What most educators would call “subjects” or “disciplines,” Jeff Hopkins, principal of the Pacific School of Innovation and Inquiry, regards as “silos” when they restrict the scope of learning and nodes of a knowledge network when they serve as points of interconnection. Rather than teaching, evaluating, and assessing students around distinct subjects, PSII educators guide students in projects that matter to them, which require tying together multiple subjects. Hopkins and his teachers are big on the word “consilience,” which biologist E.O. Wilson popularized as a focus on “the unity of knowledge.” Although this approach may seem vague and general, Hopkins and his colleagues have detailed exactly how they facilitate learning through innovation and inquiry with their students.
Hopkins recognizes that his work with an independent school is leaping ahead of what traditional schools in Canada are ready to adopt, but he believes in what he calls a “split-screen approach” that reminded me of Doug Engelbart’s notion of “high performance teams” that shoot ahead of the rest of their institution, but blaze trails that others can follow. While only a handful of schools could implement quickly the kind of radical curriculum experiments that PSII is pioneering, other schools could move in that direction at their own pace, using the “acceleration group” of schools as their prototype.

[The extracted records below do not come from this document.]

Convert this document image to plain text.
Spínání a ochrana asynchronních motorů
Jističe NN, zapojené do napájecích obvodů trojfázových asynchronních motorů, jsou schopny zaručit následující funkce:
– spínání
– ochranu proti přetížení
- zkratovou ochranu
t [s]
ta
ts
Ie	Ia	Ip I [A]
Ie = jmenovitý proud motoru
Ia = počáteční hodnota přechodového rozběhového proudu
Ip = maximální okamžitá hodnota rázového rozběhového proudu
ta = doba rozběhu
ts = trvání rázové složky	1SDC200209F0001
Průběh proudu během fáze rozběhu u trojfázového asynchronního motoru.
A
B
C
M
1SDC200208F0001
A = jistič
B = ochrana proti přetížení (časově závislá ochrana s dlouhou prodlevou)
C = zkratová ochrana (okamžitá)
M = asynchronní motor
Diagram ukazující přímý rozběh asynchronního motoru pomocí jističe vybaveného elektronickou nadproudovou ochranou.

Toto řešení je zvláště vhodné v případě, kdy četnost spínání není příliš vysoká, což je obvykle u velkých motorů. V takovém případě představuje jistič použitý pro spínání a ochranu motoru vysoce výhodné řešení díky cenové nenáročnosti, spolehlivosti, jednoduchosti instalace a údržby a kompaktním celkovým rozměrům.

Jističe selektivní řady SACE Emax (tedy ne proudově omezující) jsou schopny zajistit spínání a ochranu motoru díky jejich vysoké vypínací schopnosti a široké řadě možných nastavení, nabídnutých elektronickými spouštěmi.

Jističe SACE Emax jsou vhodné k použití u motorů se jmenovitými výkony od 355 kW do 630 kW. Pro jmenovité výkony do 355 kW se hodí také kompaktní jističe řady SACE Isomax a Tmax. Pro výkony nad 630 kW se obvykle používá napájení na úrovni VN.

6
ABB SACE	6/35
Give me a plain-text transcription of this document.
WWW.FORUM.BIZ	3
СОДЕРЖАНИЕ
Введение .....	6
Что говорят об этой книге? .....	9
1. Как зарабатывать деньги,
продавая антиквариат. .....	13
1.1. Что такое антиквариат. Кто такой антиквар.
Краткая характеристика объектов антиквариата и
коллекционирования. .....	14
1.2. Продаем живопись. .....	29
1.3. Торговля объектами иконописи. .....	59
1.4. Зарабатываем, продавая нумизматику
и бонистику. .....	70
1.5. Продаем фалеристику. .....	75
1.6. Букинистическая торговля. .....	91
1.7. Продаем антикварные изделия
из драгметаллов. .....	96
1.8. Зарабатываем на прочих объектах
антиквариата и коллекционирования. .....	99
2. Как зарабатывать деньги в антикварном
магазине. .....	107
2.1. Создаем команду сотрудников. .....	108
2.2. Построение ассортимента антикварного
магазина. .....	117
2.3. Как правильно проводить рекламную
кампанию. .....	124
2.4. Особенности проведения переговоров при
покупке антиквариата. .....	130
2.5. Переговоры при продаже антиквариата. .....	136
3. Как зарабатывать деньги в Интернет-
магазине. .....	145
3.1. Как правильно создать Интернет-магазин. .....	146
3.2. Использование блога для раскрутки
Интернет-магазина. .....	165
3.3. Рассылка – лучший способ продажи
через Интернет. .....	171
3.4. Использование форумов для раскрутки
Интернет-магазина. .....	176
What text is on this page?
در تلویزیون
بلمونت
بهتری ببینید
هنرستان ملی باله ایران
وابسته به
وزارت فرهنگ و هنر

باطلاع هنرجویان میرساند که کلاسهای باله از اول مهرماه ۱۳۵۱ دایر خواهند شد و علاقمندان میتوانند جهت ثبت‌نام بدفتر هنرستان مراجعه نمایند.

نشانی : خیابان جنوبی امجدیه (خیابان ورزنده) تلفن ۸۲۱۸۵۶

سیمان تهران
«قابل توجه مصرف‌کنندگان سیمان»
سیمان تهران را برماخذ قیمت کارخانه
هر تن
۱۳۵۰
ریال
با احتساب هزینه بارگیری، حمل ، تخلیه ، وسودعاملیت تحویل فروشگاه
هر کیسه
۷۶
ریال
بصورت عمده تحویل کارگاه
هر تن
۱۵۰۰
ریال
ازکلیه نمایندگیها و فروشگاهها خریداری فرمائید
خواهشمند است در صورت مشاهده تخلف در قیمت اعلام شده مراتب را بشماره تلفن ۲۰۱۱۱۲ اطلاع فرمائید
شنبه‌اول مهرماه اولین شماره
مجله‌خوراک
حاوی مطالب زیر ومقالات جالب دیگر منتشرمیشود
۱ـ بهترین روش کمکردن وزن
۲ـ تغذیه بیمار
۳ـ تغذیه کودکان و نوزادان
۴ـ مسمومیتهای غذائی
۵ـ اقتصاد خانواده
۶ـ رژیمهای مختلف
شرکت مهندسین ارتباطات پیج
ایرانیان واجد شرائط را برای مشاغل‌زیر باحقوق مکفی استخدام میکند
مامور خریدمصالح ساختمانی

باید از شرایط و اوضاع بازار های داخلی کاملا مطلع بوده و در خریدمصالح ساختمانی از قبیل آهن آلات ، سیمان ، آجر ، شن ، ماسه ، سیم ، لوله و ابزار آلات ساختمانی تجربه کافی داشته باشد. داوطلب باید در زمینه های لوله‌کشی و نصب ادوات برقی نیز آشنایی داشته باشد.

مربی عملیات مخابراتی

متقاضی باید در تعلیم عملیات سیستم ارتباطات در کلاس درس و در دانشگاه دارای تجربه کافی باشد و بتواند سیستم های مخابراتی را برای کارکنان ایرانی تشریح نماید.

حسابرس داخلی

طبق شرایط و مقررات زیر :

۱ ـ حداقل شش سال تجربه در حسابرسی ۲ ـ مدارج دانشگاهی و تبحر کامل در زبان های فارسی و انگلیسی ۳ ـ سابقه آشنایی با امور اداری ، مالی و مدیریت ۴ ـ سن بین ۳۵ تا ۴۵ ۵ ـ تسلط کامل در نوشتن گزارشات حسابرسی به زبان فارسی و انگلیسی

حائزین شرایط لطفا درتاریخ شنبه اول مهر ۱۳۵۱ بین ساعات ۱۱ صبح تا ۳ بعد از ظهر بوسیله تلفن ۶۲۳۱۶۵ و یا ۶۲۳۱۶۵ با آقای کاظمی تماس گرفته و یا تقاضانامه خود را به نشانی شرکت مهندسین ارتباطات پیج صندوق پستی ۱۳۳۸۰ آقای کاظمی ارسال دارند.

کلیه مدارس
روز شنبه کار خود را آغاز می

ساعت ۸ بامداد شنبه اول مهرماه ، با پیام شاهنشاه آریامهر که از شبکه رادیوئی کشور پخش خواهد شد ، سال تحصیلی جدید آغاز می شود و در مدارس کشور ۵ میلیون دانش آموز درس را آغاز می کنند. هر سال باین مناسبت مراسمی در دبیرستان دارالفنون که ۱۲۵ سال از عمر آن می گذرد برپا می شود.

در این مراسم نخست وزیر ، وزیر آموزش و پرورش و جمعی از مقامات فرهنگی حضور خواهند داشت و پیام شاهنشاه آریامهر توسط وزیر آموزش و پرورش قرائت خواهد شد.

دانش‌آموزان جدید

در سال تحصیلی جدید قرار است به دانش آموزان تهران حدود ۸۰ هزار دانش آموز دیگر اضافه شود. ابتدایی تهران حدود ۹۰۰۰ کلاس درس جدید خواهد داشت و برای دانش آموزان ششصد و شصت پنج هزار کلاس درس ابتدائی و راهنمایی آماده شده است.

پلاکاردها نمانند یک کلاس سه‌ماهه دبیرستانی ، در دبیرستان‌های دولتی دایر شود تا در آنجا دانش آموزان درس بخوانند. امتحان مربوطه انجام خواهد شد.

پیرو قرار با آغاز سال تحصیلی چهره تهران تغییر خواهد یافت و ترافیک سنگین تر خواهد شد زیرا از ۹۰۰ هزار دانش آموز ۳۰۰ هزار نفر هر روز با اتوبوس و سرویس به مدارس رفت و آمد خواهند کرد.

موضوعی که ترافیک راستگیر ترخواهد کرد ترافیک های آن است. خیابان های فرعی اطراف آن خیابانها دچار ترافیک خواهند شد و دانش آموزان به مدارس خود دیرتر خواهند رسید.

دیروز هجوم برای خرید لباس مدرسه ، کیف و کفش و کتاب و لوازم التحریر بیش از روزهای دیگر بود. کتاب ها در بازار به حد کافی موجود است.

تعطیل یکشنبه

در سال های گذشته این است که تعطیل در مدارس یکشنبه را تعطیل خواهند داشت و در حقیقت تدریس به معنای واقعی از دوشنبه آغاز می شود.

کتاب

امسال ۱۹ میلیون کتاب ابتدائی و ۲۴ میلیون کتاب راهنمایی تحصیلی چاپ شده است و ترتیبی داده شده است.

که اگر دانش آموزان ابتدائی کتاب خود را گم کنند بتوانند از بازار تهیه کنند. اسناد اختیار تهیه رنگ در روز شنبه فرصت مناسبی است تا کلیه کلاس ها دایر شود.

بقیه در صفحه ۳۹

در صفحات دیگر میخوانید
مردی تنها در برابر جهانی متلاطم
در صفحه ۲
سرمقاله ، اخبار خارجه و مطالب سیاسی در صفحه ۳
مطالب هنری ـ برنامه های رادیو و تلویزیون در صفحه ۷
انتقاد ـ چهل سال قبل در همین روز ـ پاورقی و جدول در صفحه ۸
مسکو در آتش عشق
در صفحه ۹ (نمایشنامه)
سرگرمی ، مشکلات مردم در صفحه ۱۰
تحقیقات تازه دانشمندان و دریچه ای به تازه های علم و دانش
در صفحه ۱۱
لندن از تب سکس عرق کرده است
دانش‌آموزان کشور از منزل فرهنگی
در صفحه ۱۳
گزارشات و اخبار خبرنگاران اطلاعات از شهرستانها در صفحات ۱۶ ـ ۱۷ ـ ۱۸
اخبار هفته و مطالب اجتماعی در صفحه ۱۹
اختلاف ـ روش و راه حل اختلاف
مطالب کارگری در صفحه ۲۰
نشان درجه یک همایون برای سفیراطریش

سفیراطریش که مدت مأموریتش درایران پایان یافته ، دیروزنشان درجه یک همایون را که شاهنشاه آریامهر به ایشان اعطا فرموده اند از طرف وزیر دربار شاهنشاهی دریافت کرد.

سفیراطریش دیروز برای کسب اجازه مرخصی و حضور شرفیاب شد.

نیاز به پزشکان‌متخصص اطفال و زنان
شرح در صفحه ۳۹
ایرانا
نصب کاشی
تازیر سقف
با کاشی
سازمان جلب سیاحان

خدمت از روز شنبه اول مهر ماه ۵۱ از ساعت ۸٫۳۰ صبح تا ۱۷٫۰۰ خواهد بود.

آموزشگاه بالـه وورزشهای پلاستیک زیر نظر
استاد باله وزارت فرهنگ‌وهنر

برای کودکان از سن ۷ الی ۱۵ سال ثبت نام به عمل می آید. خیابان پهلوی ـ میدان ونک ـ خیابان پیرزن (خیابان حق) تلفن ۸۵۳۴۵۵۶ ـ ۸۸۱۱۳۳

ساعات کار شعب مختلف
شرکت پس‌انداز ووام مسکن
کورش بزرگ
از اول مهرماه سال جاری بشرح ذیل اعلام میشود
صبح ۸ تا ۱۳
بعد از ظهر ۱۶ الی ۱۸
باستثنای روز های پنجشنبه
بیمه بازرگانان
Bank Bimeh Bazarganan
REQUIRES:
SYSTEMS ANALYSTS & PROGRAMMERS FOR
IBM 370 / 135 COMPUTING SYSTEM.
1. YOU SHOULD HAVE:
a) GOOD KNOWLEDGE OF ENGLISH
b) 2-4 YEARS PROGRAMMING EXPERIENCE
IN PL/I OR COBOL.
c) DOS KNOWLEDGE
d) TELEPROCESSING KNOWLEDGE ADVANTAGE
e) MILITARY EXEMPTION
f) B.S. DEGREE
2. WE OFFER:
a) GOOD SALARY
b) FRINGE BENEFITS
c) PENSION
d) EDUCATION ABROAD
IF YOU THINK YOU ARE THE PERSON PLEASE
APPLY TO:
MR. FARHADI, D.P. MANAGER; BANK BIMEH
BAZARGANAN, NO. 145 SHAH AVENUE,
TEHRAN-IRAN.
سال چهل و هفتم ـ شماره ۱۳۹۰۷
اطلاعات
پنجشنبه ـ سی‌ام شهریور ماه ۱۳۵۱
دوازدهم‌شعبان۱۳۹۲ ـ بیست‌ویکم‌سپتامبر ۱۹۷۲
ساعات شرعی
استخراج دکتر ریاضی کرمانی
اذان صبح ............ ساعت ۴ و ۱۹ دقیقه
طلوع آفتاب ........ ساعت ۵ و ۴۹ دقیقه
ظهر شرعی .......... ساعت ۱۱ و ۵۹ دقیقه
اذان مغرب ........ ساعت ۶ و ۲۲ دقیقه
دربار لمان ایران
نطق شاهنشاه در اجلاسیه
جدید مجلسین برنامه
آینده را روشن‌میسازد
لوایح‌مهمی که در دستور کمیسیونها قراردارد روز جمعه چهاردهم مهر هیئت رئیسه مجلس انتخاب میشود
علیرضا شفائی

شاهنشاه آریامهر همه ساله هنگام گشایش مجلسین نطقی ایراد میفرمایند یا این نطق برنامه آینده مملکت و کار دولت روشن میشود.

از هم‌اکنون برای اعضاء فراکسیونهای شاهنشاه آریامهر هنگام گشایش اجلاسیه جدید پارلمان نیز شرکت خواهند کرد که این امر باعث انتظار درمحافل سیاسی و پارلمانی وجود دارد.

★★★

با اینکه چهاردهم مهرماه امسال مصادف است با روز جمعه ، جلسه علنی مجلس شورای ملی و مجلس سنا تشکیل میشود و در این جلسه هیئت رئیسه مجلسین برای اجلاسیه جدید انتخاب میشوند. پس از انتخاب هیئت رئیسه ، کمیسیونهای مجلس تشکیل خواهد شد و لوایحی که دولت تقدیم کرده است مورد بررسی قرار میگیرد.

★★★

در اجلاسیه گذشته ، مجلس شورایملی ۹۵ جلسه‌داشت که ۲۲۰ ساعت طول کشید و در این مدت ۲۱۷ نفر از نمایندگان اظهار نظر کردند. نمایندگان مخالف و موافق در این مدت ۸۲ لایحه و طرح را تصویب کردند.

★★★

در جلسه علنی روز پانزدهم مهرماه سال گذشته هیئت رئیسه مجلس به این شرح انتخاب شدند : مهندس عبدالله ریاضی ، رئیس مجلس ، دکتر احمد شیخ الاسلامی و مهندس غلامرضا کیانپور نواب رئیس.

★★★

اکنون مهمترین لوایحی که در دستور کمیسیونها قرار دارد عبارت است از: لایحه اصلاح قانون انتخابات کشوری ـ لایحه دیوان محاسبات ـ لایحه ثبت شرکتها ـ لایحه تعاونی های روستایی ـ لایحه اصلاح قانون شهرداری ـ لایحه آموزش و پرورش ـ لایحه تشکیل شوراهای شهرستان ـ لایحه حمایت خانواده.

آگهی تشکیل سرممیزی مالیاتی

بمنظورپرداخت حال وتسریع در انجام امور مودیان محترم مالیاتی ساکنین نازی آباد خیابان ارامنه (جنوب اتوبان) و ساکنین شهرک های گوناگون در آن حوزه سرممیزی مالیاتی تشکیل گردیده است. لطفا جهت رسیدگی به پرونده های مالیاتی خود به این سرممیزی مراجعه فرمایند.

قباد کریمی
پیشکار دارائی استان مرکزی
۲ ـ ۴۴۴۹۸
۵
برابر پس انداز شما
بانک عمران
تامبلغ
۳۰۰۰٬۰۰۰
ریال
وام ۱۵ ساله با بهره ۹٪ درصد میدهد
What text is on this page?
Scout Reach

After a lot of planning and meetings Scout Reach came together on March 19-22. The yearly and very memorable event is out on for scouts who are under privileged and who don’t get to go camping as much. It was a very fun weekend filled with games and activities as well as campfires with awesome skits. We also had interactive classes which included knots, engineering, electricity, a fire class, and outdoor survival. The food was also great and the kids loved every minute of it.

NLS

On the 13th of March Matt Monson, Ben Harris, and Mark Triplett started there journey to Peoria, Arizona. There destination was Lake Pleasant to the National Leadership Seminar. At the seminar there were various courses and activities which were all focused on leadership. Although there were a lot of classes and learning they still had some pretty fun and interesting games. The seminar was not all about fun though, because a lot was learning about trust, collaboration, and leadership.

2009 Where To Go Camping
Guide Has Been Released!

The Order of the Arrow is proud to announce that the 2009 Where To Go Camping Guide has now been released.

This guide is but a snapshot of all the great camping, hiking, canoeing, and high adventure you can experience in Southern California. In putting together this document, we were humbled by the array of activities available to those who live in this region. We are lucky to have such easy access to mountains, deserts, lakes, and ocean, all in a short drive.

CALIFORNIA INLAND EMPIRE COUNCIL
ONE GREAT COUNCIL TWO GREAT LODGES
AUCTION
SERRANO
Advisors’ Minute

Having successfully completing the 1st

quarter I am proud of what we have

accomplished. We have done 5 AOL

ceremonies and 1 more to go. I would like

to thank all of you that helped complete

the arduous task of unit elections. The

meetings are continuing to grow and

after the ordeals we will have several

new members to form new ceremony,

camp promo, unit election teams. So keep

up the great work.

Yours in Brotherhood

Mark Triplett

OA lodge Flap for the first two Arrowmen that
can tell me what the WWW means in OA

The PSII website illustrates for prospective students the differences between traditional and PSII curricula: where traditional schools cover subjects, PSII uncovers them. Curriculum is built on learners’ personal interests in close relationship with teachers who aim to nudge more than assign. Personal learning paths for each student are co-created between learners and teachers; “learning is based in valued human attributes, then competencies, then personal and universal learning goals.” Instead of grouping learners by age/grade levels, they are grouped in whatever configurations make sense — sometimes by similarity, sometimes by difference, sometimes by interest. “Learners are encouraged to develop real projects, based on their own inquiries.” Online networks and forums are employed when appropriate, in addition to face-to-face learning. “Personal health plans” replace traditional PE.
PSII’s aspirations, methodology, and student work may seem radical and perhaps unworkable to teachers and administrators working within traditional institutional frameworks, but Hopkins, and the pedagogy illustrated on PSII’s website, make learning communities based on “innovation and inquiry” seem possible. Watch and listen to Hopkins in this brief video conversation and ask yourself whether this principal might be able to pull off an idealized curriculum that others might see as improbable if not impossible in their own setting. If not the whole package, are there elements that could be adopted?